On March 23, the China (Taiwan) Society of International Law (CSIL) formally submitted its position paper on the legal status of Itu Aba Island (Taiping Island, 太平島) to the Philippines versus the People’s Republic of China (PRC) proceeding at the Permanent Court of Arbitration in The Hague.
The court would soon clarify the legal status of the Spratly Islands (Nansha Islands, 南沙群島) as islands or rocks, including Taiping, which has been under Taiwan’s effective control consistently since 1946.
President Ma Ying-jeou (馬英九), a Harvard-educated lawyer, is also a past president of CSIL, a current board member and the editor of its English-language yearbook. Obviously, the CSIL has kept pace with Ma’s South China Sea policy.
The Ma-CSIL position resonates eerily with that of the PRC, though it makes technical sense in international law, especially under the UN Convention on the Law of the Sea (UNCLOS). Both the Republic of China’s (ROC) “11-dash line” and the PRC’s “nine-dash line” have been used to rationalize China’s de jure jurisdiction in the South China Sea.
Notably, the paper submission gives the ROC no significant benefit because the UNCLOS is merely the basis of determining lawful use and control of the sea given sovereign territories of states, not the title of them, involving no legal effect on the ROC’s sovereignty claim over Taiping.
On the contrary, the submission only benefits the PRC claim’s that Taiwan, which exercises the effective control over Taiping, is a part of its territory. No wonder US President Barack Obama’s administration in January expressed profound displeasure with Ma’s one-day visit to Taiping, with his intent to reinforce the ROC’s region-wide claimant status there.
The ROC has no significant economic interests in retaining Taiping. Located far from the main island of Taiwan, its fishing boats do not operate in the waters around the Spratlys in general and Taiping in particular.
Certainly, there is some great potential in oil and natural gas reserves beneath the seabed, but the ROC and its private sector do not have sufficient technology and capital for exploration and development. It might be possible to earn through granting concessions to foreign developers, but would necessarily be entangled in intense political battles with competing claimants, involving significant military risks. It is simply not worth committing such risks, given the ROC’s weak international legal standing and lack of diplomatic recognition.
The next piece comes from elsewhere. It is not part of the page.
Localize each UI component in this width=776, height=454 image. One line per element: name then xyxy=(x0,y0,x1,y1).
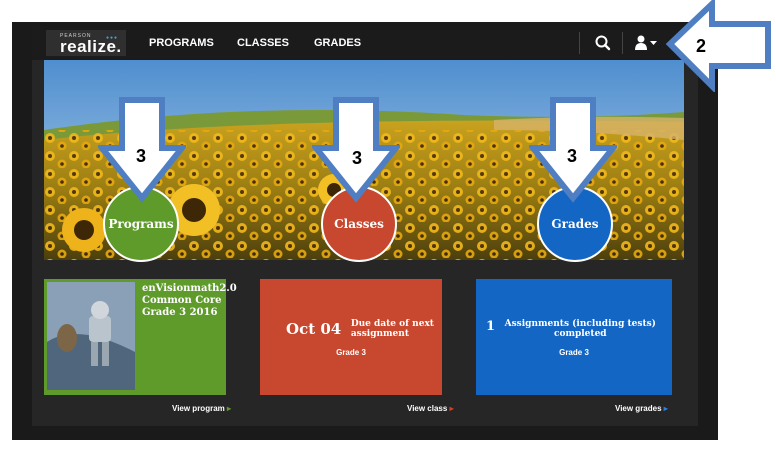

Militarily, Taiping appears indefensible against possible PRC invasion. In wartime, it would not be feasible to dispatch ROC naval surface combatants there without air cover, while subjected to the PRC’s significant submarine warfare capability.
Fully aware of this limitation, the ROC only deploys limited coast guard defense forces as a token of its effective control. True, the US plays the sole security guarantor role for the people of Taiwan, but its ambiguous yet significant security commitment will probably not be extended to the defense of Taiping, except under peculiar circumstances.
Apparently, Taiping for the ROC is a liability, rather than an asset, but the ROC must neither give up its de jure claim nor effective control over it. The ROC’s unilateral move to change its de jure territory would unnecessarily provoke the PRC to insist on the ROC’s observance of the so-called “1992 consensus” and “one China, different interpretations” framework.